I love New Year’s. Not exactly the party on New Year’s Eve, as I tend to spend it as a quiet evening with friends, but the idea of starting over and starting fresh.

It is also a good time to reflect on the year past. While 2017 was pretty tumultuous for the world at large, for OpenNMS it was a pretty good year.

Our decision to split OpenNMS into two versions is still paying off. We did three major releases of Horizon (19, 20, and 21) as well as point releases every month there wasn’t a major release, and Meridian 2017 finally came out, although later than I would have liked. Horizon users get to experience rapid advancements in power and features while Meridian users can relax knowing their system is very stable and secure.

While it is hard to pick out the best features added in 2017, I’d have to go with OpenNMS Helm and the Minion.

Helm allows you to combine and manage multiple instances of OpenNMS from a Grafana dashboard.

OpenNMS Helm

The Minion is our foray into the whole “Internet of Things” space with an application that can be installed on a small device and used to send remotely collected data to a central OpenNMS instance. Minions have minimal configuration and can be configured redundantly, yet they have the ability to collect massive amounts of monitoring data. We’re very eager to see what novel uses our users come up with for the technology (we have one customer that is “Minion-only”, i.e. they do no monitoring or collection from the central OpenNMS instance at all and instead just put two Minions at each location).

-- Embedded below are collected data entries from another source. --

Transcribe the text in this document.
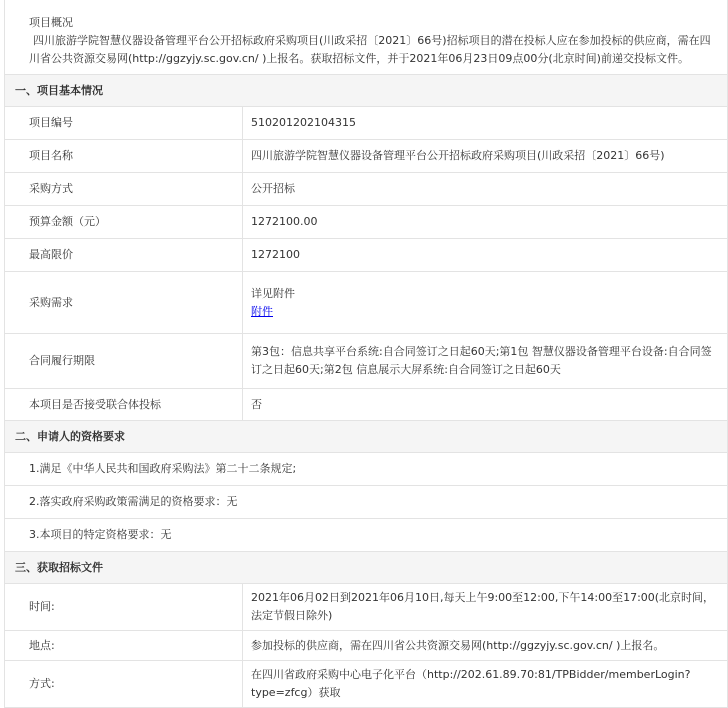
项目概况
四川旅游学院智慧仪器设备管理平台公开招标政府采购项目(川政采招〔2021〕66号)招标项目的潜在投标人应在参加投标的供应商，需在四川省公共资源交易网(http://ggzyjy.sc.gov.cn/ )上报名。获取招标文件，并于2021年06月23日09点00分(北京时间)前递交投标文件。
一、项目基本情况
项目编号	510201202104315
项目名称	四川旅游学院智慧仪器设备管理平台公开招标政府采购项目(川政采招〔2021〕66号)
采购方式	公开招标
预算金额（元）	1272100.00
最高限价	1272100
采购需求	详见附件
附件
合同履行期限	第3包：信息共享平台系统:自合同签订之日起60天;第1包 智慧仪器设备管理平台设备:自合同签订之日起60天;第2包 信息展示大屏系统:自合同签订之日起60天
本项目是否接受联合体投标	否
二、申请人的资格要求
1.满足《中华人民共和国政府采购法》第二十二条规定;
2.落实政府采购政策需满足的资格要求：无
3.本项目的特定资格要求：无
三、获取招标文件
时间:	2021年06月02日到2021年06月10日,每天上午9:00至12:00,下午14:00至17:00(北京时间，法定节假日除外)
地点:	参加投标的供应商，需在四川省公共资源交易网(http://ggzyjy.sc.gov.cn/ )上报名。
方式:	在四川省政府采购中心电子化平台（http://202.61.89.70:81/TPBidder/memberLogin?type=zfcg）获取
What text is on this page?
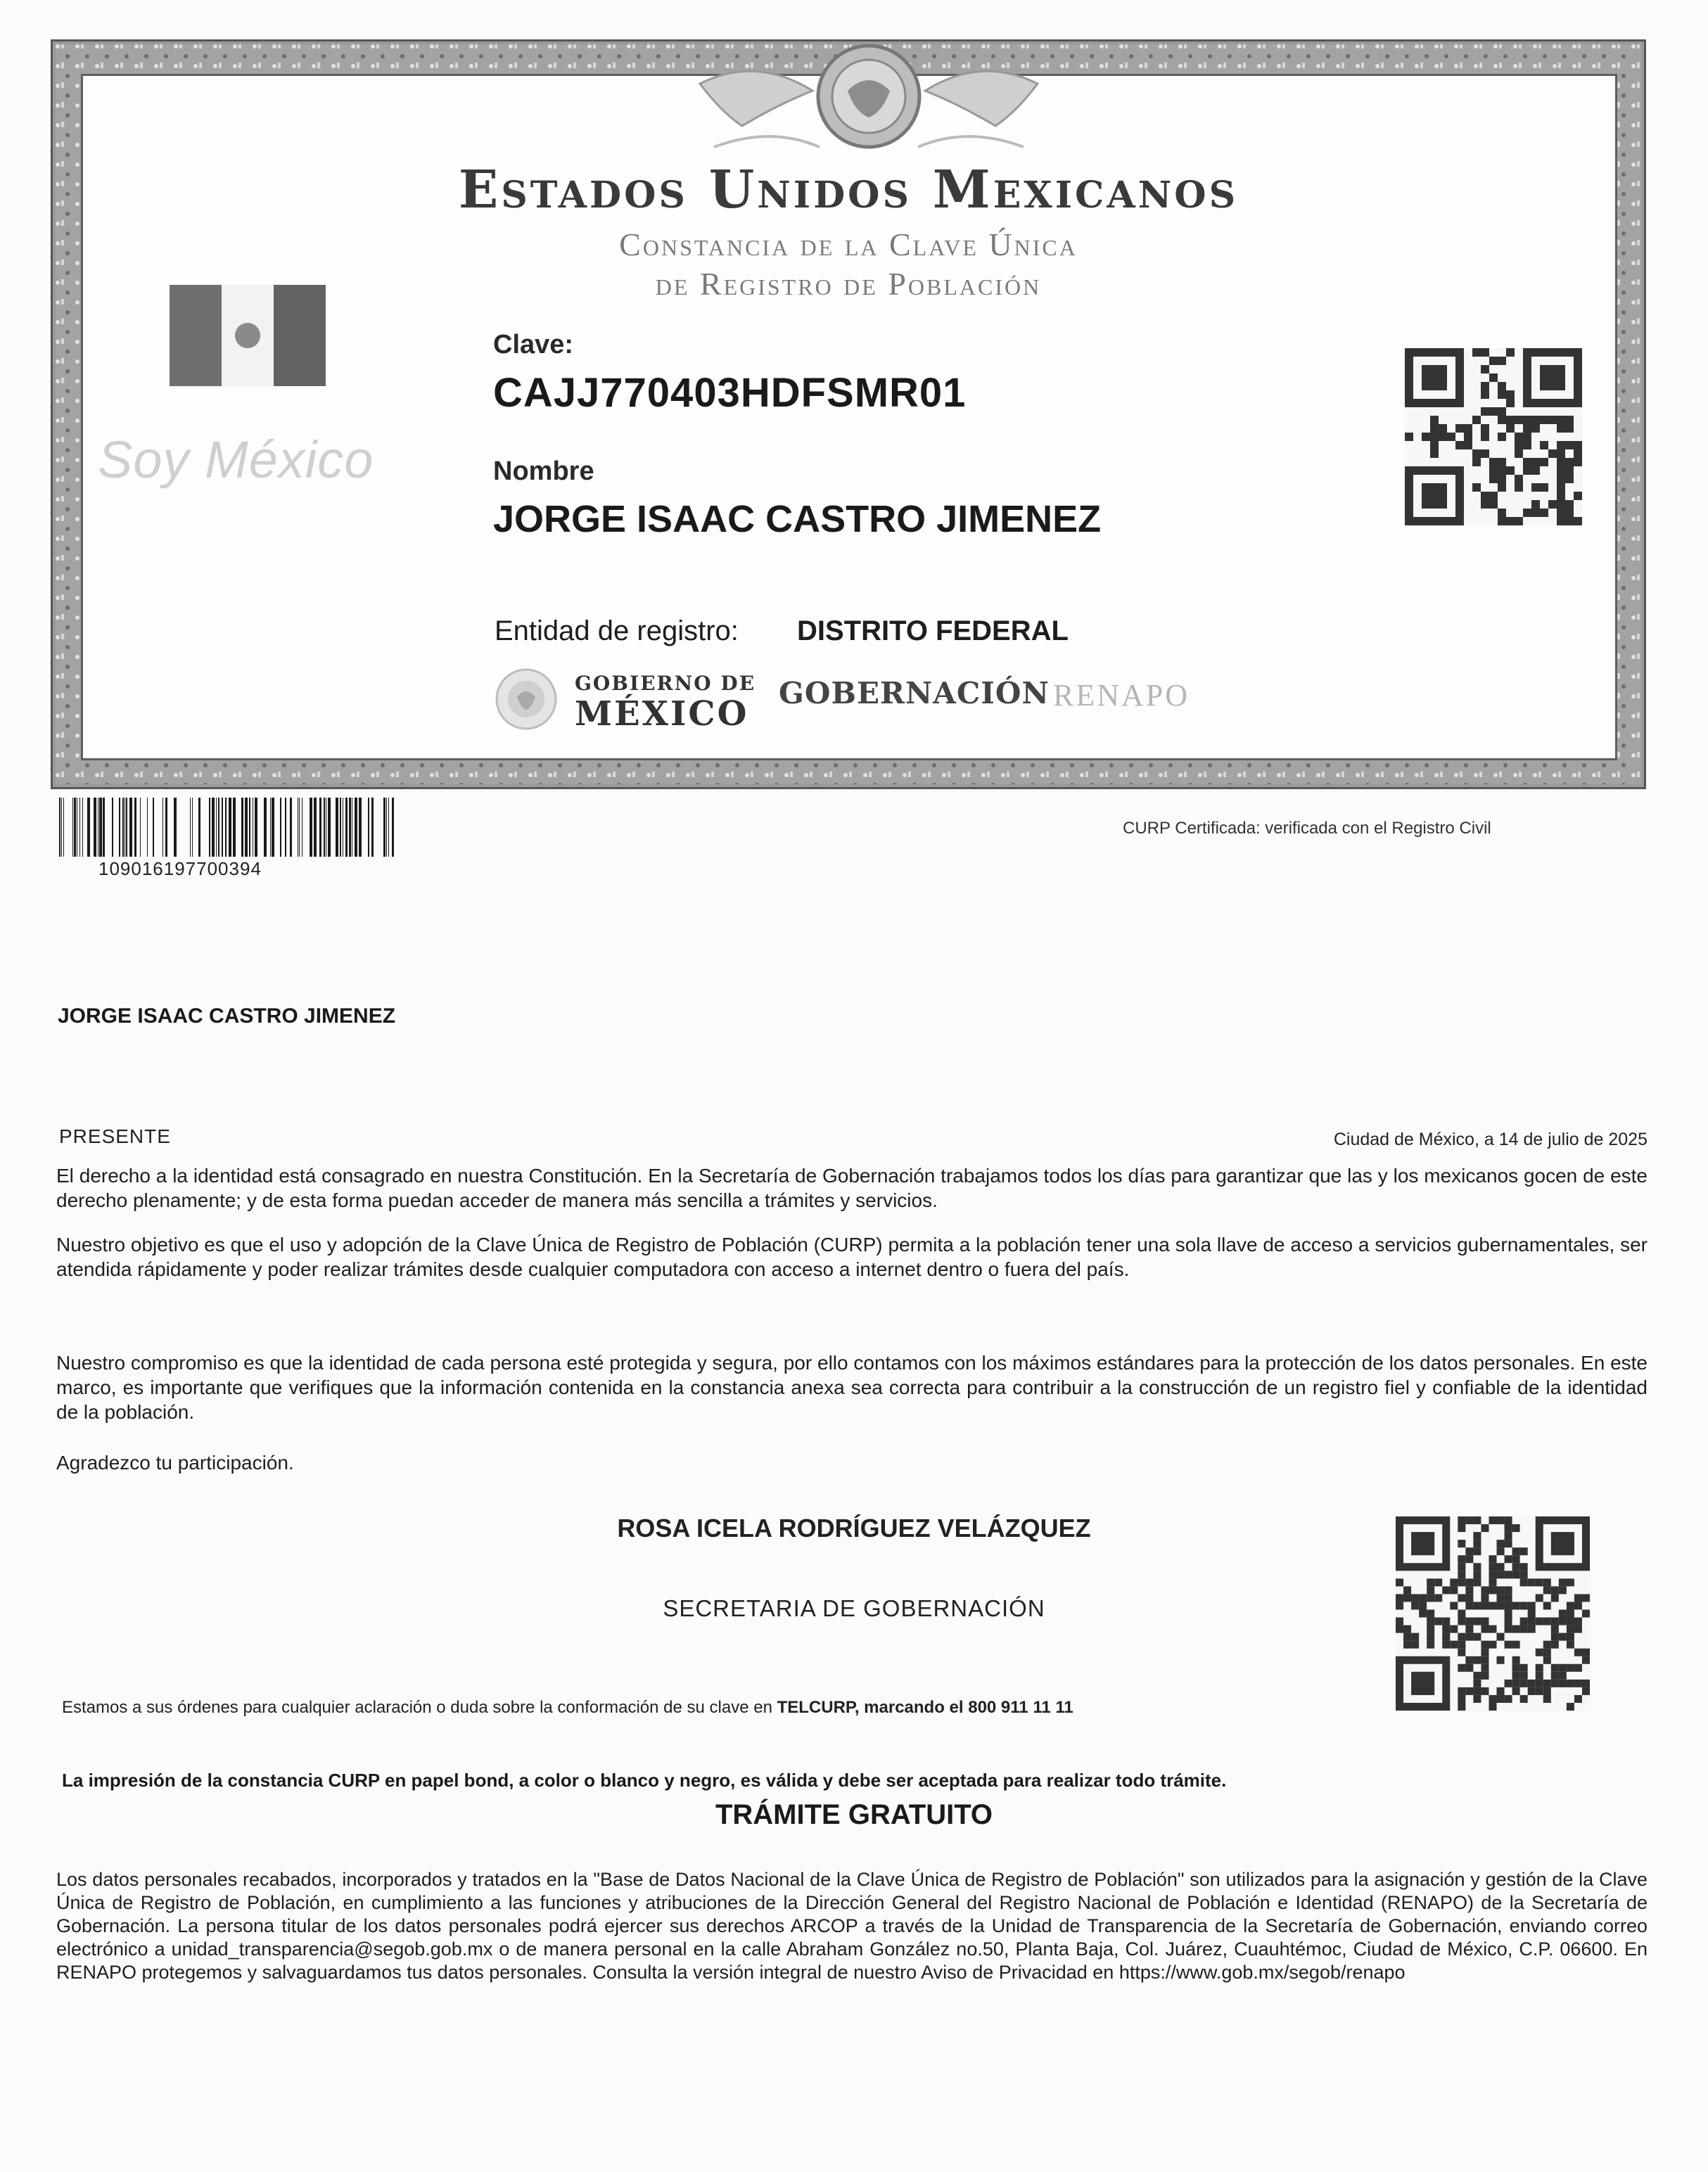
Estados Unidos Mexicanos
Constancia de la Clave Única
de Registro de Población
Soy México
Clave:
CAJJ770403HDFSMR01
Nombre
JORGE ISAAC CASTRO JIMENEZ
Entidad de registro: DISTRITO FEDERAL
GOBIERNO DE
MÉXICO
GOBERNACIÓN RENAPO
109016197700394
CURP Certificada: verificada con el Registro Civil
JORGE ISAAC CASTRO JIMENEZ
PRESENTE	Ciudad de México, a 14 de julio de 2025
El derecho a la identidad está consagrado en nuestra Constitución. En la Secretaría de Gobernación trabajamos todos los días para garantizar que las y los mexicanos gocen de este derecho plenamente; y de esta forma puedan acceder de manera más sencilla a trámites y servicios.
Nuestro objetivo es que el uso y adopción de la Clave Única de Registro de Población (CURP) permita a la población tener una sola llave de acceso a servicios gubernamentales, ser atendida rápidamente y poder realizar trámites desde cualquier computadora con acceso a internet dentro o fuera del país.
Nuestro compromiso es que la identidad de cada persona esté protegida y segura, por ello contamos con los máximos estándares para la protección de los datos personales. En este marco, es importante que verifiques que la información contenida en la constancia anexa sea correcta para contribuir a la construcción de un registro fiel y confiable de la identidad de la población.
Agradezco tu participación.
ROSA ICELA RODRÍGUEZ VELÁZQUEZ
SECRETARIA DE GOBERNACIÓN
Estamos a sus órdenes para cualquier aclaración o duda sobre la conformación de su clave en TELCURP, marcando el 800 911 11 11
La impresión de la constancia CURP en papel bond, a color o blanco y negro, es válida y debe ser aceptada para realizar todo trámite.
TRÁMITE GRATUITO
Los datos personales recabados, incorporados y tratados en la "Base de Datos Nacional de la Clave Única de Registro de Población" son utilizados para la asignación y gestión de la Clave Única de Registro de Población, en cumplimiento a las funciones y atribuciones de la Dirección General del Registro Nacional de Población e Identidad (RENAPO) de la Secretaría de Gobernación. La persona titular de los datos personales podrá ejercer sus derechos ARCOP a través de la Unidad de Transparencia de la Secretaría de Gobernación, enviando correo electrónico a unidad_transparencia@segob.gob.mx o de manera personal en la calle Abraham González no.50, Planta Baja, Col. Juárez, Cuauhtémoc, Ciudad de México, C.P. 06600. En RENAPO protegemos y salvaguardamos tus datos personales. Consulta la versión integral de nuestro Aviso de Privacidad en https://www.gob.mx/segob/renapo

As for the OpenNMS Group, the company behind OpenNMS, we experienced modest growth but still had a record year for gross revenue. What is more exciting is that net income was also a record and several hundred percent above last year, so we are going into 2018 well positioned in our Business Plan of “Spend less than you earn”.

2018 should be exciting. The OpenNMS Drift project brings telemetry (flow) data into OpenNMS, and we are working on some exciting features regarding correlation which will probably involve new machine learning technology.

As always, these features will be available as 100% free and open source software.

Personally, I added three new countries to my list, bringing the total number of countries I’ve been in to forty. I had a great time in Estonia and Latvia, and I really enjoyed my trip to Cuba.

One last thing. If you are reading this you are probably a user of OpenNMS. If so, thank you. We are a small but dedicated group of people creating this platform and often we don’t get much feedback on who uses it and what they like about it. The fact that people do find it useful makes it worthwhile, and we wouldn’t exist without our users and clients.

So, Happy New Year, and may 2018 exceed your wildest expectations.